In un Paese anestetizzato,
costretto dalla bolla politico-mediatica del berlusconismo a seguire
per due anni scontri estremi con nemici ideologici di comodo (i
magistrati e i comunisti), il conflitto d'interessi era finito in
secondo piano. Ma l'Europa, clamorosamente, ha dimostrato che quell'anomalia
esiste, almeno nei Paesi dove la stampa e le televisioni fanno il
loro mestiere e parlano all'opinione pubblica. Dunque il progetto
Frattini che regola all'italiana il conflitto (assegnando al Premier-imprenditore
il potere di nominare il presidente dell'Autorità che lo
deve controllare, e mantenendo all'imprenditore-Premier il potere
di votare nell'assemblea delle sue società, controllando
così direttamente gli amministratori-gestori) è stato
ripescato in fretta e furia e sta per diventare legge.
Una gran brutta legge-alibi,
che non risolve il conflitto né lo argina, ma in qualche
modo lo codifica, perpetuandolo. Per un'ottusa e proterva ironia
della politica, Berlusconi ha fatto approvare dalla sua maggioranza
la normativa che dovrebbe controllare il conflitto d'interessi nel
giorno in cui la stessa maggioranza ha allargato a dismisura il
potere del suo partito-azienda, con la legge Gasparri. Una legge
che viola la Costituzione, aggira le sentenze della Corte e dell'Antitrust,
irride e calpesta il messaggio del presidente Ciampi sul pluralismo
informativo. Con queste due norme, e con la loro coincidenza, il
partito-azienda e il loro comune imprenditore si pongono fuori dalle
regole a tal punto da essere al di sopra della morale corrente,
sia politica, che di mercato.
Il dottor Confalonieri, editore
ma insofferente alle critiche della stampa, si è permesso
di dire ieri che "Repubblica" difende interessi di bottega.

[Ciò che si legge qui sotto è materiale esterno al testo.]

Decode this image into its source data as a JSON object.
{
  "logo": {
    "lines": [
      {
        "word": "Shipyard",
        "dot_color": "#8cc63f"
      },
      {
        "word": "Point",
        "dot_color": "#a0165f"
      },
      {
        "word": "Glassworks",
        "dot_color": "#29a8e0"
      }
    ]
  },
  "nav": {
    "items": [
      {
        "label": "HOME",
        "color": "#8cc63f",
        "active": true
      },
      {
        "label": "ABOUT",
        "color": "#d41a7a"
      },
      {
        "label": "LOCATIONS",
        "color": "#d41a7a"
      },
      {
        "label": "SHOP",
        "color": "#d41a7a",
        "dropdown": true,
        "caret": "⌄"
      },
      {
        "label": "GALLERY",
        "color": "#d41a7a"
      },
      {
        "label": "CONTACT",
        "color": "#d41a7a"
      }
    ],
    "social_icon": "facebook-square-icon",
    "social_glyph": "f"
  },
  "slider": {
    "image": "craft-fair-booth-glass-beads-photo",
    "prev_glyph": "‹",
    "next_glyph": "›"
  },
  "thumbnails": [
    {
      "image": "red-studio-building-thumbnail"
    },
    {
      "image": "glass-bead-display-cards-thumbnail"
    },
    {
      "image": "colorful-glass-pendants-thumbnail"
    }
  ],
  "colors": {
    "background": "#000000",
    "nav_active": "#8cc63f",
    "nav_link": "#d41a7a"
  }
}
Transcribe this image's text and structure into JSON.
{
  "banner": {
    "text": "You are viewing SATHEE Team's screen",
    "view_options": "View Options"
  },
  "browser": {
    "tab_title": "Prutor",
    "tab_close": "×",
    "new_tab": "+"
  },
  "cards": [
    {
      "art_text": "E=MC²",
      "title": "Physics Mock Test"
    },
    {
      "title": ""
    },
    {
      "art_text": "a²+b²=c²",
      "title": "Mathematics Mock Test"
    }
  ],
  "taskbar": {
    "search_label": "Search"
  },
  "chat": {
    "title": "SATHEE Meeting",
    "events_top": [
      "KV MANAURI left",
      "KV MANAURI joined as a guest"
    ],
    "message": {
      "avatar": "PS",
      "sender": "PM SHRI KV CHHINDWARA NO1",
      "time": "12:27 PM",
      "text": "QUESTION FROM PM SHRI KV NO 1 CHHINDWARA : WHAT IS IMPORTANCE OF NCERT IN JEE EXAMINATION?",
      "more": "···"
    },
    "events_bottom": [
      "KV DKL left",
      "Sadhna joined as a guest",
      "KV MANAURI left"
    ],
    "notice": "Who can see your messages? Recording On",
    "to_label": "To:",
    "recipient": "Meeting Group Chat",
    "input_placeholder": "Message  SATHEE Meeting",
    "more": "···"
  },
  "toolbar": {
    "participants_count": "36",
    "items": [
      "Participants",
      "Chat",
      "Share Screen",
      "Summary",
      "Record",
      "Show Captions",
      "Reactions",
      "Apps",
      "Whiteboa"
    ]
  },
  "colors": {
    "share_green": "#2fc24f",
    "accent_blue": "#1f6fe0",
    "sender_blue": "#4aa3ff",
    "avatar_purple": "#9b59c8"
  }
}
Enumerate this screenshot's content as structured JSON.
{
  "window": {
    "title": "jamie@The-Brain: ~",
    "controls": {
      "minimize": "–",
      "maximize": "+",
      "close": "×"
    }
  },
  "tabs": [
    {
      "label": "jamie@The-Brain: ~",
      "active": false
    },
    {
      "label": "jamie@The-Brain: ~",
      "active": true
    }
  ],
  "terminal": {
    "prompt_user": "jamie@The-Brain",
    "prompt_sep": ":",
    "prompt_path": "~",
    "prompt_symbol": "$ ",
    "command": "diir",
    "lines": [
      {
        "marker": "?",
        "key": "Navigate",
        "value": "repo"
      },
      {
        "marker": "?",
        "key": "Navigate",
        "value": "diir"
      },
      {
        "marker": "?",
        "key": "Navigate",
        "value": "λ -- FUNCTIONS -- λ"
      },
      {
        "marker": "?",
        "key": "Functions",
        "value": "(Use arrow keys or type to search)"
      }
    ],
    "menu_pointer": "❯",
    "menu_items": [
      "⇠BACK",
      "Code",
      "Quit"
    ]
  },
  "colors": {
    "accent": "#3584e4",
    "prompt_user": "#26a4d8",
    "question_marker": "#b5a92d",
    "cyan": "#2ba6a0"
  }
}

Potremmo restituirgli la volgarità, ricordandogli che stanno
trasformando lo Stato in bottega. Ma preferiamo spiegargli che il
pluralismo e il diritto dei cittadini ad essere informati sono temi
d'interesse generale, non di parte. Come spiega il dottor Confalonieri
che la grande stampa d'establishment europea sostenga esattamente
le stesse tesi di "Repubblica" e denunci la medesima anomalia
in Silvio Berlusconi? Soltanto la mancanza in Italia di un establishment
consapevole degli interessi del Paese, autonomo e cosciente delle
regole, spiega il silenzio e la disinformazione sugli eccessi e
gli arbitrii con cui il partito-bottega viola ogni regola per accrescere
il suo potere. Ma il silenzio, e la connivenza, non cancellano l'anomalia:
noi continueremo a chiamarla così.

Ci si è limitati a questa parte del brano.